Monday, July 12, 2010

Queen of Farts

Somehow I have become queen of a little place I call Fartopia.

Fartopia's ruler is not happy, because all day she is surrounded by farts. Her king farts. Her royal subjects all fart (which let me tell you, cat and dog farts are the worst!). Her friends fart. All day long she sits on her smelly throne, surrounded by the smell of gas, wishing the malodorous stink lines would go away from above her head.



I am starting to think I need to change everyone's diet, because the gas problem at my house is getting insane. I'm pretty sure that, any day now, we are going to be reported to ONG as having a leak.

Brad is pretty bad about it. Last night he cut one, and then walked from our den to the living room. The stink followed him into the next room. It was like a horrible, horrible scent trail wafting between the rooms. He blamed it on a duck. I told him that the duck must have died long ago to work up that level of stench.

Brad and DT have farting contests. At least, I think they may be contests. They may also be some sort of super secret testing of smell as an offensive (very offensive) weapon for the government. It has gotten so bad between the two of them that I have literally gagged and had to step outside. I am super surprised that neither of them has gotten methane poisoning (that's a real thing right?).

The cats are not much better. Hime in particular. She has mastered the art of the sneak attack. She comes and lays down on you, usually right on your chest, and then lets one rip. One time I caught her doing it, yelled at her (not very loud, mind you) and I swear to God she started purring at me. Like she did it on purpose to punish me for something. Ugh.

Maddie (our dog) is the master of the crop duster. She will walk by us, neat as you please, all innocent-like.

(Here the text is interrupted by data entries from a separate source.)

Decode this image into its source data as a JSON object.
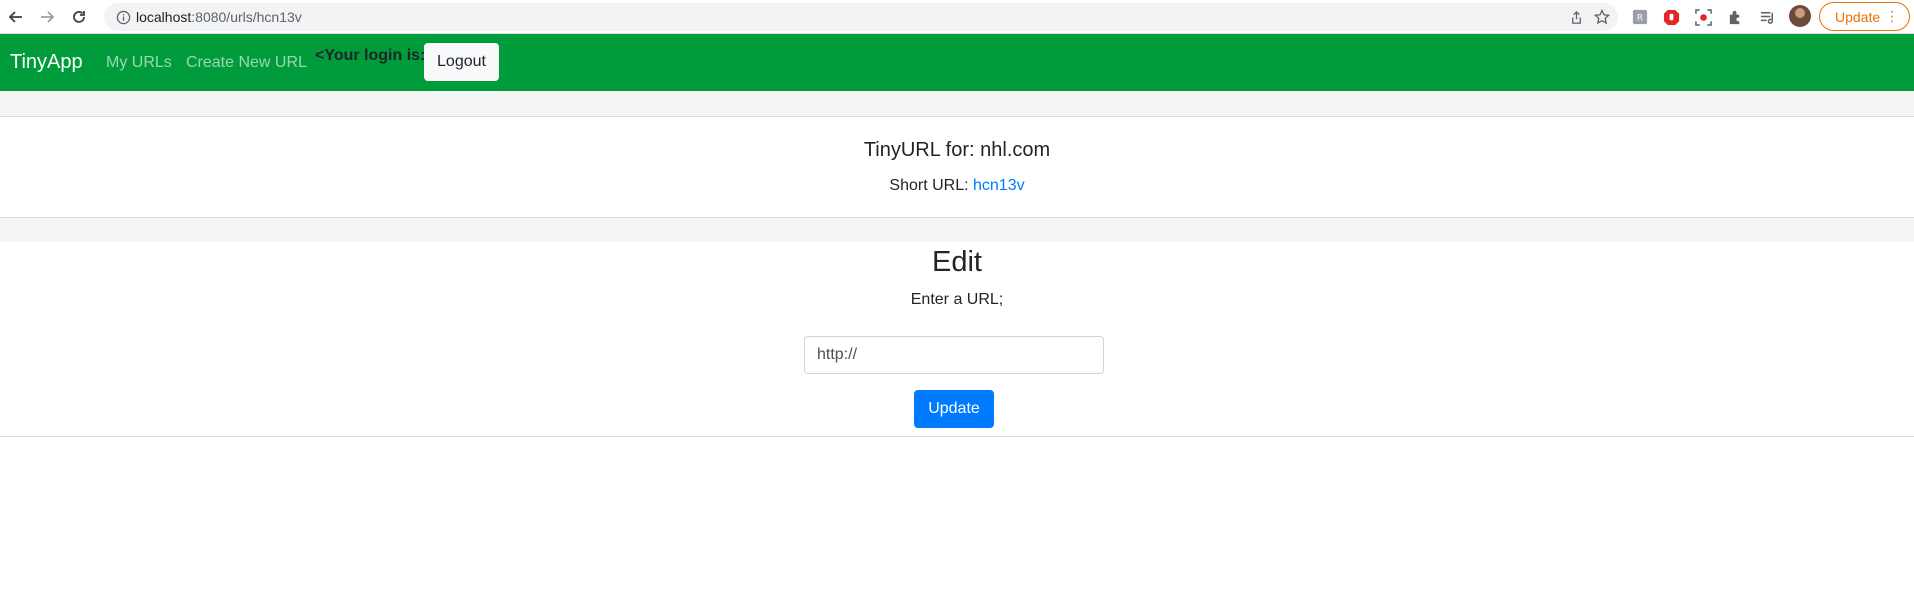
{
  "browser": {
    "url_host": "localhost",
    "url_rest": ":8080/urls/hcn13v",
    "update_label": "Update",
    "icons": [
      "back-icon",
      "forward-icon",
      "reload-icon",
      "info-icon",
      "share-icon",
      "star-icon",
      "extension-icons",
      "profile-avatar",
      "kebab-icon"
    ]
  },
  "navbar": {
    "brand": "TinyApp",
    "links": [
      "My URLs",
      "Create New URL"
    ],
    "login_text": "<Your login is:",
    "logout_label": "Logout",
    "color": "#009c3b"
  },
  "card": {
    "title": "TinyURL for: nhl.com",
    "short_url_label": "Short URL:",
    "short_url_value": "hcn13v"
  },
  "edit": {
    "title": "Edit",
    "label": "Enter a URL;",
    "input_placeholder": "http://",
    "button_label": "Update",
    "button_color": "#007bff"
  }
}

Then, a few seconds later...WHAM... dog farts. If you have never smelled dog farts you should thank whatever deity you pray to profusely. Dog farts are the Cthulhu of the world of gaseous anomalies. They will drive you into madness, and out the other side. On a scale of one to ten, Maddie farts are a *Blargh* (a unit of measure that is more than a ten but less than a googolplex).

What about me (meaning me, Megan, not you, who ever you are), you may ask. Well, I am a girl. Girls don't fart. We pass gas like a gentle breeze, and it always smells of fresh flowers and baking cookies. True story.